Public Works Director J. Howard Elstro presented a more detailed breakdown of the costs, which showed the major costs would be $200 for public notification, $108 for review of the application and $81 for a city engineer to create a report.
During a meeting on March 3, committee members struggled with a set fee to apply for the honorary street name and the required number of signatures for the application to be considered by the city Traffic Commission and City Council.
First Ward Councilor Todd Gordon, 4th Ward Councilor Tom Tebben and Adams also supported two other requirements, including five signatures of support from each of the city’s seven wards for a total of 35 signatures. Adams said people could rely on neighborhood groups to help get the name and this would encourage them to provide background to Lima residents about the person to be honored.
The second is the honorary street name would need the support of a simple majority of the property owners along the street where signs are to be posted. Adams called this the 50 percent plus one rule. At the March 3 meeting, committee members discussed requiring 75 percent approval from the property owners on the street to have the honorary name added.
The proposed ordinance continues to provide three signs for a two block section of a street.
“As it stands right now, the honorary street name would stay up for five years and then the renewal process is the same way — there would be a fee, signatures, the whole process starts over,” Adams said. “As Councilor Gordon mentioned, there would be new signs made to replace the ones that had been up for five years and those would be returned to the original applicant.”
Adams anticipates Law Director Tony Geiger will provide an ordinance for city councilors to vote on in late April or early May with the committee’s formal recommendation.

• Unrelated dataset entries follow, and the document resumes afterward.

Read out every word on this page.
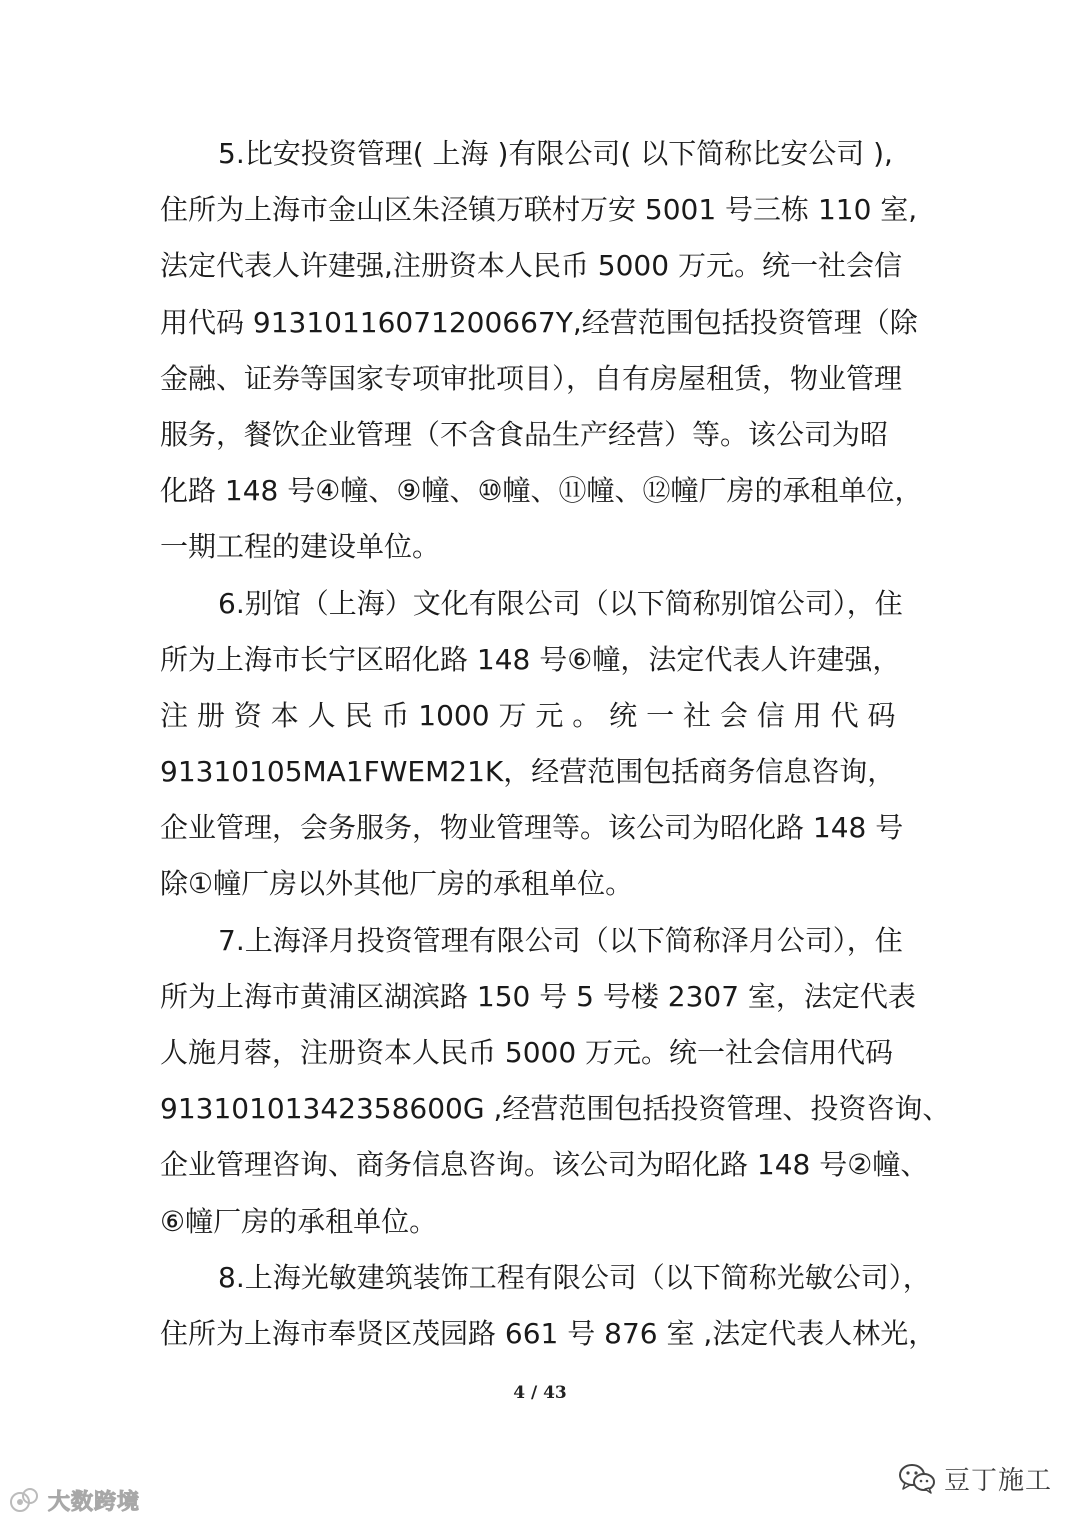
5.比安投资管理( 上海 )有限公司( 以下简称比安公司 ),
住所为上海市金山区朱泾镇万联村万安 5001 号三栋 110 室,
法定代表人许建强,注册资本人民币 5000 万元。统一社会信
用代码 91310116071200667Y,经营范围包括投资管理（除
金融、证券等国家专项审批项目），自有房屋租赁，物业管理
服务，餐饮企业管理（不含食品生产经营）等。该公司为昭
化路 148 号④幢、⑨幢、⑩幢、⑪幢、⑫幢厂房的承租单位，
一期工程的建设单位。
6.别馆（上海）文化有限公司（以下简称别馆公司），住
所为上海市长宁区昭化路 148 号⑥幢，法定代表人许建强，
注 册 资 本 人 民 币 1000 万 元 。 统 一 社 会 信 用 代 码
91310105MA1FWEM21K，经营范围包括商务信息咨询，
企业管理，会务服务，物业管理等。该公司为昭化路 148 号
除①幢厂房以外其他厂房的承租单位。
7.上海泽月投资管理有限公司（以下简称泽月公司），住
所为上海市黄浦区湖滨路 150 号 5 号楼 2307 室，法定代表
人施月蓉，注册资本人民币 5000 万元。统一社会信用代码
91310101342358600G ,经营范围包括投资管理、投资咨询、
企业管理咨询、商务信息咨询。该公司为昭化路 148 号②幢、
⑥幢厂房的承租单位。
8.上海光敏建筑装饰工程有限公司（以下简称光敏公司），
住所为上海市奉贤区茂园路 661 号 876 室 ,法定代表人林光，
4 / 43
大数跨境
豆丁施工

Elstro also provided a stormwater update, which showed $2.1 million was spent in 2013 on improvements and $2 million was collected. He said 75 percent of the cost was $827,080, or 39 percent, for engineering, administration, maintenance and labor and $770,305, or 36 percent, on materials.
He said the city is required by the Ohio Environmental Protection Agency to be in compliance with municipal separate storm sewer system permits and must provide an annual report in March.
“It was positive what we have been able to accomplish and how we have been able to help citizens,” Adams said. “Like councilor Tebben said before it had to be an emergency before we could spend funds. This helped give hope to some water issues.”